Explain the hospital tier: If you were treated at a Grade 3 Class A (三甲) hospital, say so — it's the Chinese equivalent of a major academic medical center. This context matters.
Bring medication boxes: Your home doctor can look up drugs by their packaging even if they're Chinese brands. The active ingredients are what matter.
Be direct about follow-up needs: Don't assume your home doctor will figure out what's needed from the Chinese records. Say: "The discharge summary says I need a repeat CT at 3 months. Can we schedule that?"
Travel Fitness After Treatment
This matters especially for post-surgical patients. Before you board a flight home:
- Confirm with your Chinese doctor that you're fit to fly — this is particularly important after: major surgery, procedures involving gas or air in body cavities (eye, bowel, pneumothorax), thrombosis risk, neurological procedures
- Long-haul flights after surgery carry DVT risk — ask about compression stockings and movement protocols
- Your travel insurance may require a fit-to-fly certificate for coverage
- If you have a significant wound, get wound care instructions in English for the flight and immediate post-travel period
When the Transition Is Complicated
Some situations require more than collecting documents and leaving:
Ongoing complex treatment (e.g., chemotherapy, radiation): Interrupting treatment to travel home has real clinical consequences. Before deciding to return mid-course, the decision should be made jointly with your Chinese oncologist and your home oncologist. What can and can't be replicated at home? This requires direct doctor-to-doctor communication, which a facilitator can help arrange.
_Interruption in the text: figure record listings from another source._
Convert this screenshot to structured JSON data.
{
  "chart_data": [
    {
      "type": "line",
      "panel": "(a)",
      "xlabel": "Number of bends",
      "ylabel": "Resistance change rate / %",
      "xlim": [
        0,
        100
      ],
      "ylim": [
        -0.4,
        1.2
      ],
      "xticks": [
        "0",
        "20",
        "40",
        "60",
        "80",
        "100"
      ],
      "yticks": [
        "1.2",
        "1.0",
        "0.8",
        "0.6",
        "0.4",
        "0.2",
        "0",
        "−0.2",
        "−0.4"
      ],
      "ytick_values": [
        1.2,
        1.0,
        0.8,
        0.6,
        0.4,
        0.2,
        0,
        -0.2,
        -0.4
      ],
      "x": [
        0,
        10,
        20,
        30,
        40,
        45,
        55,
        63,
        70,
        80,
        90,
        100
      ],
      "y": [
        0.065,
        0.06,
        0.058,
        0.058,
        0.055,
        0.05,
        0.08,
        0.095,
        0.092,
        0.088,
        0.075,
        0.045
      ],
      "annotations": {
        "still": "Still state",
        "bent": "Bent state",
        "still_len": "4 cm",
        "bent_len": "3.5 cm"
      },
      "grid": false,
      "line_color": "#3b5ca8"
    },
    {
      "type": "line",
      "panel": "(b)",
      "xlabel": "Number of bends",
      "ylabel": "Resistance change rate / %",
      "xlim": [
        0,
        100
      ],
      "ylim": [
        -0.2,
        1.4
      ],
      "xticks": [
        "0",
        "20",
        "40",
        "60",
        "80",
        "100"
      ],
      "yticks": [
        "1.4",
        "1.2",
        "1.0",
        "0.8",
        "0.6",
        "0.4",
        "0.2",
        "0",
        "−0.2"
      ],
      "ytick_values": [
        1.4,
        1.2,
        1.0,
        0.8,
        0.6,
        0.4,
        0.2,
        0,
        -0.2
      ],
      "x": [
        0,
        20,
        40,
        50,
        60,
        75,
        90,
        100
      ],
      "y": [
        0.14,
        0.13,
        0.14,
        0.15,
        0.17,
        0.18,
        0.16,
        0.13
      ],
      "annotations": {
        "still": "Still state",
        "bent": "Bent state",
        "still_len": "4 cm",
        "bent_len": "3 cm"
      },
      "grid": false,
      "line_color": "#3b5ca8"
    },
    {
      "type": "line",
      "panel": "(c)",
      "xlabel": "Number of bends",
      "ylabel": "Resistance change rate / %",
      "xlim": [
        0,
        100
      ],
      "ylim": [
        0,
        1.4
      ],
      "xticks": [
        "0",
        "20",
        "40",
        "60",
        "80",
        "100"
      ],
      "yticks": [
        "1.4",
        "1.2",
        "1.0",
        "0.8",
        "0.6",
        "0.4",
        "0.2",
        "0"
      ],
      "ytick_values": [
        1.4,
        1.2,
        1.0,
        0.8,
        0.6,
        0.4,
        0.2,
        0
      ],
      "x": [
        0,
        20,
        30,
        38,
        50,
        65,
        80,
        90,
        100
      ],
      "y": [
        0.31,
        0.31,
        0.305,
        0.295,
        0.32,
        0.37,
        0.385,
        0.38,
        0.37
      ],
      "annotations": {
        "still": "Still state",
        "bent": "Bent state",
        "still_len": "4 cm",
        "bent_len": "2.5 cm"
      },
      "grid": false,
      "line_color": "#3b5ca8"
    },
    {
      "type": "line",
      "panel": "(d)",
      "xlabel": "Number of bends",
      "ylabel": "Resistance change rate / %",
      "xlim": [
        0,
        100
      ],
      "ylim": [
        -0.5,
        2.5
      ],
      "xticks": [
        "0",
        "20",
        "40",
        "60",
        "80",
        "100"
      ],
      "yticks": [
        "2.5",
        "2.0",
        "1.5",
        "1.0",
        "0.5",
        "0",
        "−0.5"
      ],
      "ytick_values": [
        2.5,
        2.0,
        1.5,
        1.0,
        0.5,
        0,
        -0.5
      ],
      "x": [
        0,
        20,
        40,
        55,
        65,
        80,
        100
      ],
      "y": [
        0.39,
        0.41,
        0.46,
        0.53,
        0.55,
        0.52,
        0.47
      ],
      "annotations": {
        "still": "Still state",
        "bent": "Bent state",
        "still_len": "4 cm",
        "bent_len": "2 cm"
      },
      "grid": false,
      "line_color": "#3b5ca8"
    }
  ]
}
Post-surgical complications that emerge at home: If you develop pain, fever, wound issues, or other complications after returning home, your home doctors will need the Chinese operative report to understand what was done. This is why having that document translated before you leave matters.
Medications with no equivalent at home: Some Chinese pharmaceutical brands or formulations don't have exact equivalents in Western markets. Your Chinese doctor needs to specify generic alternatives. Your home pharmacist can also often help substitute.
Mental health follow-up: If your treatment in China was for a psychiatric or neurological condition, continuity of care is especially important. Make sure your home psychiatrist/neurologist has the Chinese treatment records and understands the medications prescribed.
What ChinaEasey Can Help With
If you came to China with ChinaEasey's support, the transition back is part of what we coordinate — record collection, translation, follow-up protocol documentation, and hand-off to your home medical team.
If you had treatment in China independently and are now trying to manage the departure logistics, we can still help with document translation and structuring the medical handoff. Contact us here.
The Bottom Line
Leaving a Chinese hospital as a foreign patient is manageable, but it doesn't happen automatically. The default is that you leave with a Chinese-language discharge summary and a bag of medications you may or may not be able to identify at home.
The fix is straightforward: request your records before discharge, photograph everything, translate what matters, and prepare a summary for your home doctor. Five hours of effort during your last days in China saves weeks of confusion afterward.